A jak do promocji ogrodów odnoszą się najemcy. Czy oni widzą potencjał tego miejsca? Czy to przekłada się na ich biznes?

Przestrzeń jest pozytywnie oceniana, bo działa mocno profootfallowo od wiosny aż do późnej jesieni. Wiele osób, które odwiedza ogrody robi to przy okazji zakupów, traktując je jako miejsce przystankowe. Tym bardziej, iż działają tu lokale gastronomiczne. Ci, którzy odwiedzają docelowo nasz dach, także często po drodze robią zakupy w sklepach, wpadają coś przekąsić na food court, który przylega do ogrodów czy zaglądają do kina. Tę synergię widzimy w ostatnich wynikach. Popularność ogrodów w połączeniu z atrakcyjną ofertą Północnej sprawiły, iż w lipcu tego roku w porównaniu do lipca 2022 r. zanotowaliśmy niemal 6-procentowy wzrost liczby klientów. Z prowadzenia ogrodów korzystają więc wszyscy.
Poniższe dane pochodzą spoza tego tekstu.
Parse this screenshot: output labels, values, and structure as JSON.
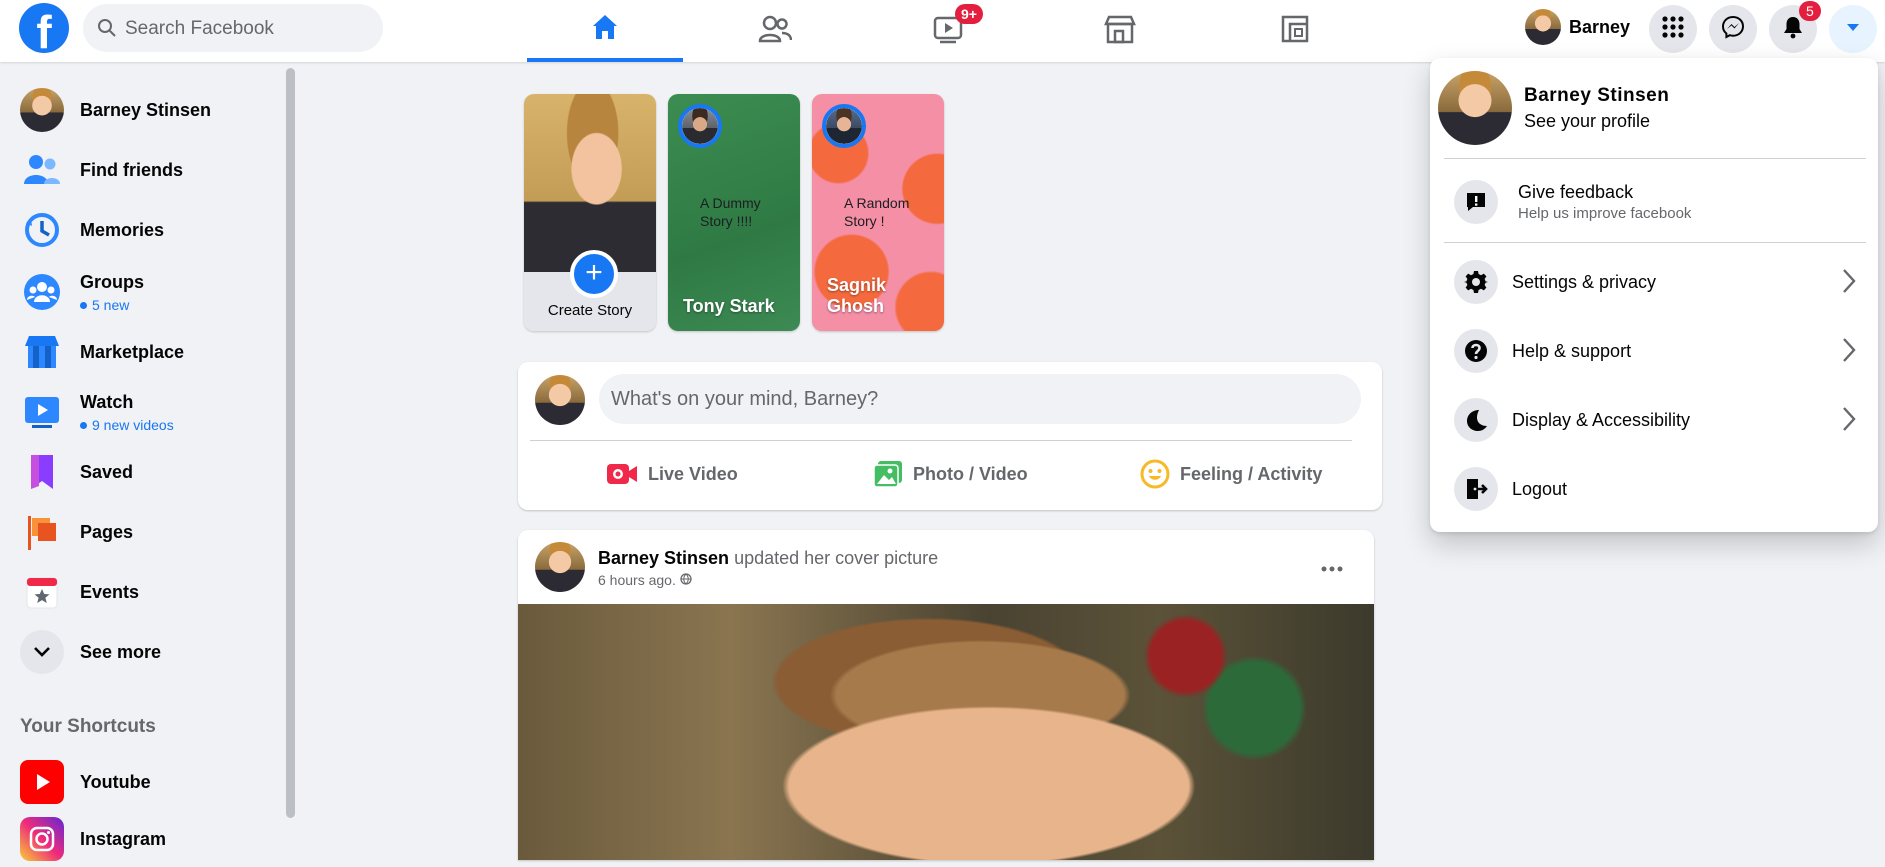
{
  "topbar": {
    "logo_letter": "f",
    "search_placeholder": "Search Facebook",
    "nav_tabs": [
      {
        "name": "home",
        "icon": "home-icon",
        "active": true
      },
      {
        "name": "friends",
        "icon": "friends-icon",
        "active": false
      },
      {
        "name": "watch",
        "icon": "watch-icon",
        "active": false,
        "badge": "9+"
      },
      {
        "name": "marketplace",
        "icon": "marketplace-icon",
        "active": false
      },
      {
        "name": "gaming",
        "icon": "gaming-icon",
        "active": false
      }
    ],
    "profile_name": "Barney",
    "notifications_badge": "5"
  },
  "sidebar": {
    "items": [
      {
        "label": "Barney Stinsen",
        "icon": "avatar"
      },
      {
        "label": "Find friends",
        "icon": "friends-icon"
      },
      {
        "label": "Memories",
        "icon": "clock-icon"
      },
      {
        "label": "Groups",
        "icon": "groups-icon",
        "sub": "5 new"
      },
      {
        "label": "Marketplace",
        "icon": "shop-icon"
      },
      {
        "label": "Watch",
        "icon": "watch-icon",
        "sub": "9 new videos"
      },
      {
        "label": "Saved",
        "icon": "bookmark-icon"
      },
      {
        "label": "Pages",
        "icon": "flag-icon"
      },
      {
        "label": "Events",
        "icon": "calendar-icon"
      },
      {
        "label": "See more",
        "icon": "chevron-down-icon"
      }
    ],
    "shortcuts_title": "Your Shortcuts",
    "shortcuts": [
      {
        "label": "Youtube",
        "icon": "youtube-icon"
      },
      {
        "label": "Instagram",
        "icon": "instagram-icon"
      }
    ]
  },
  "stories": {
    "create_label": "Create Story",
    "items": [
      {
        "owner": "Tony Stark",
        "text": "A Dummy Story !!!!"
      },
      {
        "owner": "Sagnik Ghosh",
        "text": "A Random Story !"
      }
    ]
  },
  "composer": {
    "placeholder": "What's on your mind, Barney?",
    "actions": [
      "Live Video",
      "Photo / Video",
      "Feeling / Activity"
    ]
  },
  "post": {
    "author": "Barney Stinsen",
    "action": "updated her cover picture",
    "time": "6 hours ago."
  },
  "menu": {
    "profile_name": "Barney Stinsen",
    "profile_sub": "See your profile",
    "feedback_label": "Give feedback",
    "feedback_sub": "Help us improve facebook",
    "items": [
      {
        "label": "Settings & privacy",
        "icon": "gear-icon",
        "arrow": true
      },
      {
        "label": "Help & support",
        "icon": "question-icon",
        "arrow": true
      },
      {
        "label": "Display & Accessibility",
        "icon": "moon-icon",
        "arrow": true
      },
      {
        "label": "Logout",
        "icon": "logout-icon",
        "arrow": false
      }
    ]
  },
  "colors": {
    "brand": "#1877f2",
    "badge": "#e41e3f",
    "background": "#f0f2f5"
  }
}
Fakt, iż taka przestrzeń u nas działa i świetnie prosperuje doceniany jest przez najemców. W miarę możliwości staramy się także włączać obecne u nas marki w aktywność ogrodów. Przykładem jest tegoroczna kooperacja z klubem fitness Zdrofit, którego trenerzy prowadzą zajęcia z jogi, czy występy DJ-a zapewnione przez Beer&Grill.

Czy planujecie wprowadzać kolejne rozwiązania w ogrodach Galerii Północnej, które będą przyciągać coraz to nowych klientów?

Do ogrodów staramy się podchodzić elastycznie. Owszem, przestrzeń ma stałe atrakcje, jednak co roku pojawiają się nowe, często sezonowe. Z myślą o koncertach, które realizowane są latem, stworzyliśmy specjalną platformę eventową. Od wiosny klienci mogą też oglądać wystawę „.sielsko.”, która poświęcona jest polskiej wsi. Także na jesień szykujemy nowości. realizowane są właśnie prace projektowe nad nową świetlną aranżacją. Tradycyjnie też jesienią pojawi się nowy kalendarz imprez. Od lat organizujemy tu „Dyniowy Ogród” z atrakcjami dla dzieci. Także w tym roku sięgniemy po zbliżoną formułę i kilka niespodzianek. Ogrody czeka także jeszcze jedna duża zmiana – tegoroczne wyniki zachęciły nas do tego, aby aktywnie działały one nie tylko w sezonie, czyli od kwietnia do końca października, ale niemal przez cały rok.